In the tradition of Catholics, May is the Blessed Mother “Mary’s month.” As the resurrection of her son “Jesus” is celebrated in April, May brings with it new beginnings. “Jesus” wore a crown of thorns, but “Mary” will wear a crown of flowers depending on which Catholic Church you attend. The flowers will adorn a “Mary” Statues head in praise of her life and motherhood. The flowers also symbolize spring and the renewal of nature and each flower will represent the pure goodness and virtues of “Mary.” To further give thanks and praise to “Mother Mary” Catholic families will place a “Mary” statue amidst flowers in a corner of their house.
Why are flowers used instead of something else to decorate Blessed Mary’s head?
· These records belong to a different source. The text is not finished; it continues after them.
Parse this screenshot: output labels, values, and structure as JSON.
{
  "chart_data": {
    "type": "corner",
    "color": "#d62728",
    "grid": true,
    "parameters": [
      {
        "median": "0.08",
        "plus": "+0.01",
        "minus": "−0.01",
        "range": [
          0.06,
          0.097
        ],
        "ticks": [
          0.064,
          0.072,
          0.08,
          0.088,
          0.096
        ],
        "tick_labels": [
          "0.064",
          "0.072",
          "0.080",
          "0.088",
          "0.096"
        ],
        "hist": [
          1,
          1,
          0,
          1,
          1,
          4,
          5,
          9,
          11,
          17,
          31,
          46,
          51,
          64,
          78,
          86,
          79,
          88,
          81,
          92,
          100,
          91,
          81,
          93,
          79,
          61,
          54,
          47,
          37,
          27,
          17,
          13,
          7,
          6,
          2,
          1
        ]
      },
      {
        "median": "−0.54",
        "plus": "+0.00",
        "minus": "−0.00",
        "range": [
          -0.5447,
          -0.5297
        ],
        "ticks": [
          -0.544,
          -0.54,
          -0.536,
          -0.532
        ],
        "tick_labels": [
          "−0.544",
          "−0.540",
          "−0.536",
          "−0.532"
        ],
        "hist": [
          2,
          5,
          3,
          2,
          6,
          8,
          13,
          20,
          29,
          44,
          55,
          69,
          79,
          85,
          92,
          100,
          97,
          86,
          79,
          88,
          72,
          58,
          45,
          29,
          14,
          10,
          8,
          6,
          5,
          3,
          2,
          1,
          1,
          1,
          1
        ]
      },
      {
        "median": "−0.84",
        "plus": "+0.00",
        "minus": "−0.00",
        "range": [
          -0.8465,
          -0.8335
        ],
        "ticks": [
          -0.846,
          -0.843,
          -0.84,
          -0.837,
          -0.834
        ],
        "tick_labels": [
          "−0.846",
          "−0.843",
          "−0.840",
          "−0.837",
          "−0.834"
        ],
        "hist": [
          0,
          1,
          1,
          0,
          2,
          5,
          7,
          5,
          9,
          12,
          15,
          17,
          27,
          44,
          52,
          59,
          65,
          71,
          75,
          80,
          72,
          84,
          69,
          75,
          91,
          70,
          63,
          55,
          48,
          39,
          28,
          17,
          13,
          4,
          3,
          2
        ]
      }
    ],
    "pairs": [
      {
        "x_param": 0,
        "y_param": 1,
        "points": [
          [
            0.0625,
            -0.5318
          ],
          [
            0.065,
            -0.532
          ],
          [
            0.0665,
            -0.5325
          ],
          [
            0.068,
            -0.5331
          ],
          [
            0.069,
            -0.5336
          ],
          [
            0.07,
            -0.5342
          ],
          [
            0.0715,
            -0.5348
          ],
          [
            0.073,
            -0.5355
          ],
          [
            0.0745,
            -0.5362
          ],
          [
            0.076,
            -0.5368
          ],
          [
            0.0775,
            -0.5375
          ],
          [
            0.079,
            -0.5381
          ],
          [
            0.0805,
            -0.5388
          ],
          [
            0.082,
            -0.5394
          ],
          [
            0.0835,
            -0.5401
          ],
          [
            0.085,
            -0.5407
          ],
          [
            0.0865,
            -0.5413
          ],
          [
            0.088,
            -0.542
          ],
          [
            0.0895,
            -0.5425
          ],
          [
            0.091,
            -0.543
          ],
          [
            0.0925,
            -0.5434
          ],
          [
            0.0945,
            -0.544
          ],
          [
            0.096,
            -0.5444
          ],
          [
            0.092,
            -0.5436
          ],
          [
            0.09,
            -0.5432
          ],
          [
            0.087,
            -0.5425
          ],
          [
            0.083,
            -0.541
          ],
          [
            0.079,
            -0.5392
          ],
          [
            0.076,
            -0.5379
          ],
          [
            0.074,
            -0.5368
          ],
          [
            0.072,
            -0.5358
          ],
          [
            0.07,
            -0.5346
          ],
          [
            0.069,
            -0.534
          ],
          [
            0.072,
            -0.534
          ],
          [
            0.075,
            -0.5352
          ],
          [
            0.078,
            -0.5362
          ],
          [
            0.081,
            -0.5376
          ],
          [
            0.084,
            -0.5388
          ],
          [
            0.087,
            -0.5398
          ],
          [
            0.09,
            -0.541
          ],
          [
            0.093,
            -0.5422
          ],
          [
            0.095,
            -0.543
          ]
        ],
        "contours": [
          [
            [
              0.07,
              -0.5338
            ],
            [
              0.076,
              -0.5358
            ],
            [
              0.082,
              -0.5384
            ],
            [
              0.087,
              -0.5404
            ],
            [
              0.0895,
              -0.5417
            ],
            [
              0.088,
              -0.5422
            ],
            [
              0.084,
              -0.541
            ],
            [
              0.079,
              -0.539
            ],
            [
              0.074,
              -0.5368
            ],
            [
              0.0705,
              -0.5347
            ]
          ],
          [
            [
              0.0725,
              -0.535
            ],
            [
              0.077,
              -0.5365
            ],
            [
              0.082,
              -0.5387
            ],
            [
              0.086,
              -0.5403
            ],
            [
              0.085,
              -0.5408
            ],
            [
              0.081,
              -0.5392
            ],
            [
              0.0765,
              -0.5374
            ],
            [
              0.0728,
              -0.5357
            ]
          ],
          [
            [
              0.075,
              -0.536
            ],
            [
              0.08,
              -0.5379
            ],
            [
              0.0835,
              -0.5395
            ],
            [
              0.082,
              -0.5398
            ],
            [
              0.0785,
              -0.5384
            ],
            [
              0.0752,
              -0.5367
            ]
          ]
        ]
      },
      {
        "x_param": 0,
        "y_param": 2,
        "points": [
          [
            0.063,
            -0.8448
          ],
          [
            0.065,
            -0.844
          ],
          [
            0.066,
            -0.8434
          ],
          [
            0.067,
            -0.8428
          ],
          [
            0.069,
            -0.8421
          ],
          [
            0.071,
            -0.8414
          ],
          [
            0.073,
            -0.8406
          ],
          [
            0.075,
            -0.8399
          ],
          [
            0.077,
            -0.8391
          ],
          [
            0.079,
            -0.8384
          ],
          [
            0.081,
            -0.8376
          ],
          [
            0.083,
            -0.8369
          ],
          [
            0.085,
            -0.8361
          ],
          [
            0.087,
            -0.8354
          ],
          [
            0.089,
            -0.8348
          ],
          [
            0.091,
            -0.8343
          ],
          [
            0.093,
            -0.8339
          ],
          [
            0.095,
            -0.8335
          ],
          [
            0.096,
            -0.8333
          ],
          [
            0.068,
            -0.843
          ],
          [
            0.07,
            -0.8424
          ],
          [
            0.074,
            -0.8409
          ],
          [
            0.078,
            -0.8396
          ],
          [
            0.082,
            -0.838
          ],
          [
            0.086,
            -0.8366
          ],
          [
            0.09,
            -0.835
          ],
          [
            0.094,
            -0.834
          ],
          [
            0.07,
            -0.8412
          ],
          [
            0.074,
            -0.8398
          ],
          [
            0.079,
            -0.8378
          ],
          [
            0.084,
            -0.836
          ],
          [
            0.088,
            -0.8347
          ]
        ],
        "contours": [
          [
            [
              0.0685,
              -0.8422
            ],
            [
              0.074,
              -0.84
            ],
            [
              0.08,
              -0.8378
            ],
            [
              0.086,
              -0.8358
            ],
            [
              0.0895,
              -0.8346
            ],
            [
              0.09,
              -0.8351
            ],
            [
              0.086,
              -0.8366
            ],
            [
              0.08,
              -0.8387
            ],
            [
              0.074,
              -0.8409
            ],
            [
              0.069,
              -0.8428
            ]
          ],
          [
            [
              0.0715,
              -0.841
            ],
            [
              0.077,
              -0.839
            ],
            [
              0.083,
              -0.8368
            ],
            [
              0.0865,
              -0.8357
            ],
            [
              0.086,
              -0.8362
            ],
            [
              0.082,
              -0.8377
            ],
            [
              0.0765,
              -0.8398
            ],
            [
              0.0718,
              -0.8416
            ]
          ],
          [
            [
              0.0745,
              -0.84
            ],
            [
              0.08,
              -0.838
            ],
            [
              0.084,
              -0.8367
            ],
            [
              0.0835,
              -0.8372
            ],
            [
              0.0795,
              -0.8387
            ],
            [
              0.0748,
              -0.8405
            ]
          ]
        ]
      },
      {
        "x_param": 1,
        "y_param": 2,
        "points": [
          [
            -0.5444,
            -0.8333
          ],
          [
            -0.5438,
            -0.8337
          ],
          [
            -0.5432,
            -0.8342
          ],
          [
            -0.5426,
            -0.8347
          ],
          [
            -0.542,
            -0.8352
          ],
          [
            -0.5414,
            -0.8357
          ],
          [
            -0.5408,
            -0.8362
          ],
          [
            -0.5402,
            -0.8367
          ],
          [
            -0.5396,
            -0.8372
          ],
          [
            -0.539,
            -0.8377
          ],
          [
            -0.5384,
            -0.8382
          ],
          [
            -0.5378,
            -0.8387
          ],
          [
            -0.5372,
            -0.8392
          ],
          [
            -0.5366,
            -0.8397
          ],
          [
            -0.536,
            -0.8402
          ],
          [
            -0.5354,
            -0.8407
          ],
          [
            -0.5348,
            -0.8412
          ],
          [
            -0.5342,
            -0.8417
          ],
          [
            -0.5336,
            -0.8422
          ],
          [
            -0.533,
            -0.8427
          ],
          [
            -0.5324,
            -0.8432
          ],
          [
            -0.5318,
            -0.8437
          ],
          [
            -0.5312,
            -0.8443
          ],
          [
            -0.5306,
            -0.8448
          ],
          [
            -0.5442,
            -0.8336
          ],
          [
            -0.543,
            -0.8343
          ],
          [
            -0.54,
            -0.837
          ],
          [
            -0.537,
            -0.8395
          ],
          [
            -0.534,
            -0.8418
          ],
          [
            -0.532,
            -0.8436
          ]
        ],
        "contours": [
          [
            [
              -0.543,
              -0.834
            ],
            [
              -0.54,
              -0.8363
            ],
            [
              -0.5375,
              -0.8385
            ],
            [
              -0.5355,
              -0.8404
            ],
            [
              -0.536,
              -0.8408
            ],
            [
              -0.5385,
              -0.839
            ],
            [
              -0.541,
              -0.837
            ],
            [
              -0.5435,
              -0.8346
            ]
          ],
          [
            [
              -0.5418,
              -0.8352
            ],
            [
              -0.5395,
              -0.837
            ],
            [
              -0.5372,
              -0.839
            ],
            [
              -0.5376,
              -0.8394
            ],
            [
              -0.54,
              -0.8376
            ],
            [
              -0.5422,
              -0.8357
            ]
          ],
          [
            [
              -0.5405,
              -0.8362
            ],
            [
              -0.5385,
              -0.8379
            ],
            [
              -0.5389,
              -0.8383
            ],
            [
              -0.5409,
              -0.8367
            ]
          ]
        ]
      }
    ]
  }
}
There are herbs, twigs, leaves, and grasses that could just as easily be “Mary’s” crown or the set up for the Holy spot Mary will be placed in inside a families home. The ritual of flowers goes back centuries. The Romans used them to crown a May Queen in remembrance of the Goddess Flora who, as her name suggests, ruled over the flowers and their blossoms. It was observed in the remaining days of April and carried over through May 1st.
May 1st may be a holiday for bankers in England, but it used to be a time where neighbors gave each other flowers. Women of that period would use the early morning dew on May 1st to wash their faces. It was thought that this special dew would keep them young for a year.
In some countries it is customary to fill baskets with flowers, candy, and thoughtful well wishing notes. They are called May Baskets and are similar to Easter Baskets. Instead of being left by the Easter Bunny they are left behind by girls. The girls will put the May Baskets on a porch and knock on the door and then run away so the identity of the giver will remain unknown.
Ribbons around a Maypole are an active practice of May celebrations. People will dance in different directions around a tall pole weaving a design similar to a candy cane. Its not just May festivities of flower blossoms and games that created May as a month to Honor “Mother Mary,” but a combination of them all.
May 3rd marked a time during the Middle Ages to hold a customary feast of finding the Holy Cross. Dancing was included in the celebration. This local event might have been a turning point for the Catholic Church to put “Mary” into the picture. It wasn’t until later in 1264 that the “Songs of St. Mary” came into play when the King of Castille, Spain assigned certain days in May for “Mary.” After that, St. Philip Neri, 300 years later brought people together to praise “Mary” in song and floral beauty.